Zunächst mal JavaScript != Java ;-)
bei a, b und c handelt es ich vermutlich um Formularelemente.
Was Dich interessiert sind deren Werte (müsste das Attribut value sein) die Du dann besonders bei der Auswahlbox interpretieren musst.
Hab mich schon lange nicht mehr mit JavaScript befasst, aber kann sein, dass man in die Eingaben in den Textfeldern einfach als Zahl interpretieren kann.
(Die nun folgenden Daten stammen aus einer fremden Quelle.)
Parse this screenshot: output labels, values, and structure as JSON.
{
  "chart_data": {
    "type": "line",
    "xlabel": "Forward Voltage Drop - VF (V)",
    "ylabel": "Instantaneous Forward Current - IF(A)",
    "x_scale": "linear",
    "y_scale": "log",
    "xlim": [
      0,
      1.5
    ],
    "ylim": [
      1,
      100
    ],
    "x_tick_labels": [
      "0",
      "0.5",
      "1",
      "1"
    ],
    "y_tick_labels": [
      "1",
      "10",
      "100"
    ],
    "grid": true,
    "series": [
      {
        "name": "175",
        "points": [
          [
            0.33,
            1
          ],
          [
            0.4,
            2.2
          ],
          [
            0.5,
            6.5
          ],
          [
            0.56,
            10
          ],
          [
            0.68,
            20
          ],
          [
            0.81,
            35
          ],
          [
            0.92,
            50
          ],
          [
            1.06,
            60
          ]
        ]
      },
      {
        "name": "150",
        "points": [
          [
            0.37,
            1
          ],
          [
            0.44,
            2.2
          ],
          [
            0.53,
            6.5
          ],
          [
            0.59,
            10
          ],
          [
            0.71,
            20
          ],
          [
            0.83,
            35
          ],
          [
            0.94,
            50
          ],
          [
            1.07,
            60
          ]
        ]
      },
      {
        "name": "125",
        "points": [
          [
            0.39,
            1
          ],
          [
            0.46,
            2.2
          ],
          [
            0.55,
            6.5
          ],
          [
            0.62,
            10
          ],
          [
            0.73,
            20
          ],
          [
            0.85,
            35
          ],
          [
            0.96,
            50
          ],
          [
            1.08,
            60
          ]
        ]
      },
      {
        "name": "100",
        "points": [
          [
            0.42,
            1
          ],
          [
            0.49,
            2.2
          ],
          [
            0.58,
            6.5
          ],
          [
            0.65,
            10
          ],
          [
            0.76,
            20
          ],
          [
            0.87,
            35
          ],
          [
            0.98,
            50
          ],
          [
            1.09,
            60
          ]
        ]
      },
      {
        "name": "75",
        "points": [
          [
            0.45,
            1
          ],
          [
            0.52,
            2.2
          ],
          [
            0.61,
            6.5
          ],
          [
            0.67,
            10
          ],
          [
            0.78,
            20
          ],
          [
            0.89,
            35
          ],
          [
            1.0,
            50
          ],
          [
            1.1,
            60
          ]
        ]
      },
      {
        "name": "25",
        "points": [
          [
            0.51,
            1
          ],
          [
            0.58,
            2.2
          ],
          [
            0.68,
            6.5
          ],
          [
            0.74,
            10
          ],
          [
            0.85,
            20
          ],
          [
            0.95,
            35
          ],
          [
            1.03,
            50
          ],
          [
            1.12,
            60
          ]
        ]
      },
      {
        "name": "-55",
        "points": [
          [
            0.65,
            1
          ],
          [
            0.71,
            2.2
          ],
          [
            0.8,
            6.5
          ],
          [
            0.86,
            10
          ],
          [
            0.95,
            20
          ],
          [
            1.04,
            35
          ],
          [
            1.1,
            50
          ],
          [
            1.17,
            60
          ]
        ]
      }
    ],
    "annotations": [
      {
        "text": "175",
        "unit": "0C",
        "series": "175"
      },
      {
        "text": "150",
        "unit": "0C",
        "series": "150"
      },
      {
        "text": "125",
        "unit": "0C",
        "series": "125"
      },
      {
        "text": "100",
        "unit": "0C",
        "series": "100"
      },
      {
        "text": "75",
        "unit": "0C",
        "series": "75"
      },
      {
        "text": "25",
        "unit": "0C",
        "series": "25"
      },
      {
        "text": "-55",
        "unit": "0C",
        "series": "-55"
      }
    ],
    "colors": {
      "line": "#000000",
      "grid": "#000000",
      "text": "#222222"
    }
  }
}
Bei der Rechenoperation musst Du dann eine Fallunterscheidung machen
PseudoCode:
Wenn c.value gleich '+' dann alert(a.value + b.value)
Wenn c.value gleich '-' dann alert(a.value - b.value)
...


----------



## maki (25. Mai 2010)

*verschoben*

Bitte lesen: Für Verirrte - Fragen zu JavaScript - java-forum.org


----------



## Noctarius (25. Mai 2010)

@eRaaaa:
Wenn dann geht nur [c]case '+':[/c] außer du nutzt schon Java 7


----------



## eRaaaa (25. Mai 2010)

Noctarius hat gesagt.:


> @eRaaaa:
> Wenn dann geht nur [c]case '+':[/c] außer du nutzt schon Java 7



Deshalb ja auch die Überschrift "JavaScript:" (+ nur Code-Tag, kein Java Tag) ...das war kein Java-Code sondern JavaScript-Code ?! :bae:


----------